Teams must complete a tower design challenge given limited supplies.
This year I am teaching Software Engineering IT, a masters level software engineering course for students without a previous background in computing science. This is the first course I have ever taught, and I wanted to bring some of my defining experiences at UC Irvine across to my teaching here at Glasgow. I was amazingly fortunate to take Software Engineering with André van der Hoek, where I was taught software engineering from a design perspective. This perspective was core to André’s teaching, and I hope I’ve done it justice here and helped spread this mantra that I stand behind. Although I have now gone off the HCI and sociology deep end, software engineering was one of my favourite topics as an undergrad and André’s course contributed to my love of research and creativity in my work.
For the first lecture of the class, I wanted to drive home some important points about creativity and problem solving in software engineering. During the lecture, the class was split into teams to participate in a tower building challenge.
An intermediate design for a tower.
The Challenge
Design the tallest possible tower given the materials.
Your tower must be able to support the weight of one large tub of Play-Doh.
Tower will be judged based on functionality (does it support weight?), height, and beauty.
The teams were left with 25 minutes to design and build the best tower possible.
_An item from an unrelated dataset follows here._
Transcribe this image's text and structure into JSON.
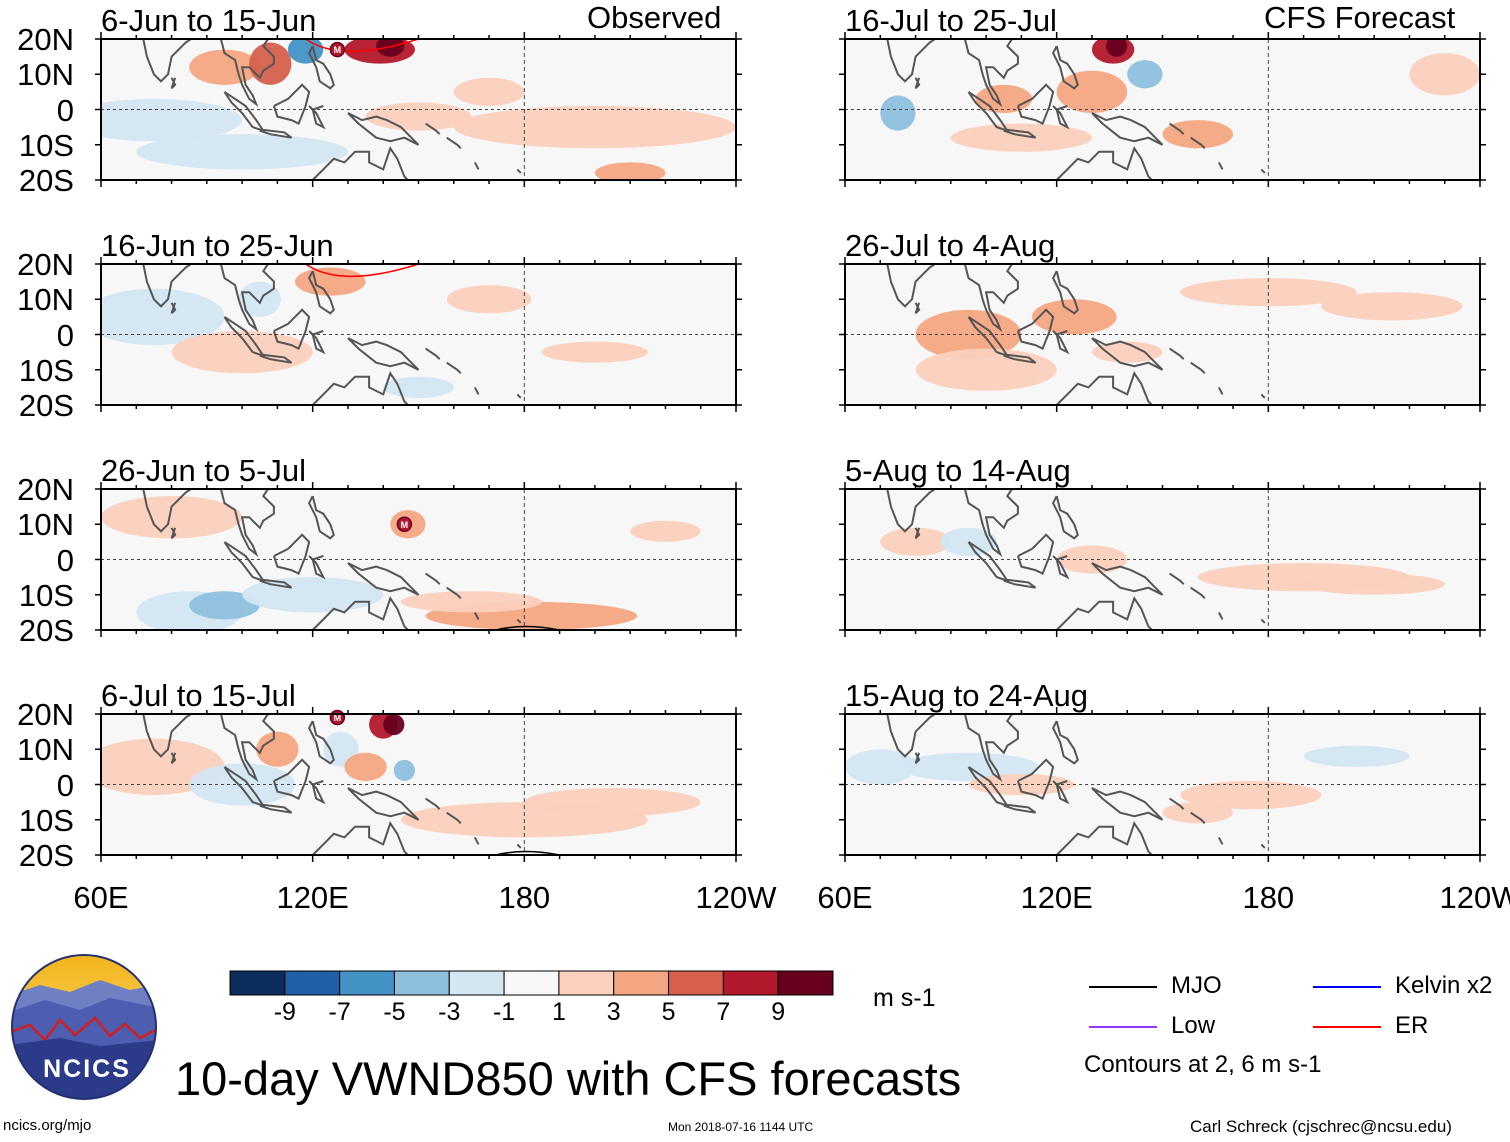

However, the lecture was grounded on some important software engineering concepts that I wanted to highlight with our towers.
Duck Tape?
I asked the students if they would’ve built better towers if I provided them with the duck tape I had in my box of tricks. In software engineering, that duck tape is like the library or framework you might have not been aware of or chosen not to use. In the tower, not using the duck tape as a tool seems silly. In software engineering, use of appropriate tools and frameworks makes an even bigger difference.
What do Towers Look Like?
I also challenged assumptions and design decisions in the tower process to highlight the importance of good requirements. I changed the challenge at the end by asking for a tower that could suspend from the ceiling. How many of the designs would still work? What about if when I said tower I really meant bridge? Would you simply turn the tower sideways as say “this is a bridge” or would you start with a new design? I wanted to demonstrate that we often re-purpose software and use it in ways it’s not intended because we can, but this leads to lots of headaches down the line. You wouldn’t just repurpose the tower when it obviously wasn’t fit for purpose, and we shouldn’t do that with software either. I also touched on the idea that a good tower design might support re-use and extension more easily, which leads to…
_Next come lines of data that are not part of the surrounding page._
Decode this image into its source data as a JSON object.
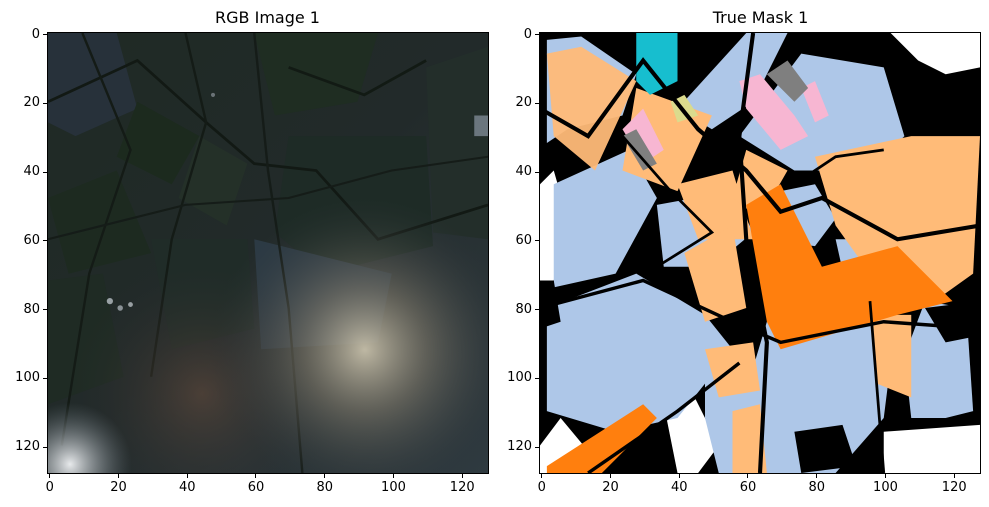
{
  "figure": {
    "panels": [
      {
        "title": "RGB Image 1",
        "x_ticks": [
          "0",
          "20",
          "40",
          "60",
          "80",
          "100",
          "120"
        ],
        "y_ticks": [
          "0",
          "20",
          "40",
          "60",
          "80",
          "100",
          "120"
        ],
        "image_kind": "satellite-rgb"
      },
      {
        "title": "True Mask 1",
        "x_ticks": [
          "0",
          "20",
          "40",
          "60",
          "80",
          "100",
          "120"
        ],
        "y_ticks": [
          "0",
          "20",
          "40",
          "60",
          "80",
          "100",
          "120"
        ],
        "image_kind": "segmentation-mask"
      }
    ],
    "axis_range": [
      0,
      128
    ],
    "mask_colors": {
      "background": "#000000",
      "light_blue": "#aec7e8",
      "light_orange": "#ffbb78",
      "orange": "#ff7f0e",
      "cyan": "#17becf",
      "pink": "#f7b6d2",
      "gray": "#7f7f7f",
      "olive_light": "#dbdb8d",
      "white": "#ffffff"
    }
  }
}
Design Patterns for Towers
Towers have design patterns as much a software does. I demonstrated a simple construction technique for the towers to show the students how much a proven design pattern can improve your final product. Thus far, I think the best joint for tower building given our material set is to place two dowels end to end, wrap tightly with paper, and secure down with a small amount of Play-Doh. After showing this technique, we discussed how it might make much stronger and taller towers. Again, I asked if the students would just augment their design or start fresh given the new knowledge. Towers have design pattern and so does software, and we’ll be learning and applying them in this course.
I tried to use the tower not only to give a flavour for the level a creativity and reflection I expect during the class, but also to show some hopefully compelling examples of why the intangible or difficult to visualise software pitfalls are important to address in the software engineering process. I think I am going to really enjoy my first semester of teaching.
Some of the Final Results
A tower with a flag and a plaza.
It turns out that adding “Beauty/Creativity” as one of the tower judging criteria led to some very interesting designs.
A tower with circular paper adornments.
An interesting shape in the middle of the tower.
A short but strong tower.
Special thanks to André van der Hoek and Alex Baker who not only first exposed me to software engineering as design at UCI in 2006 but who also guided and supported me while preparing for this course.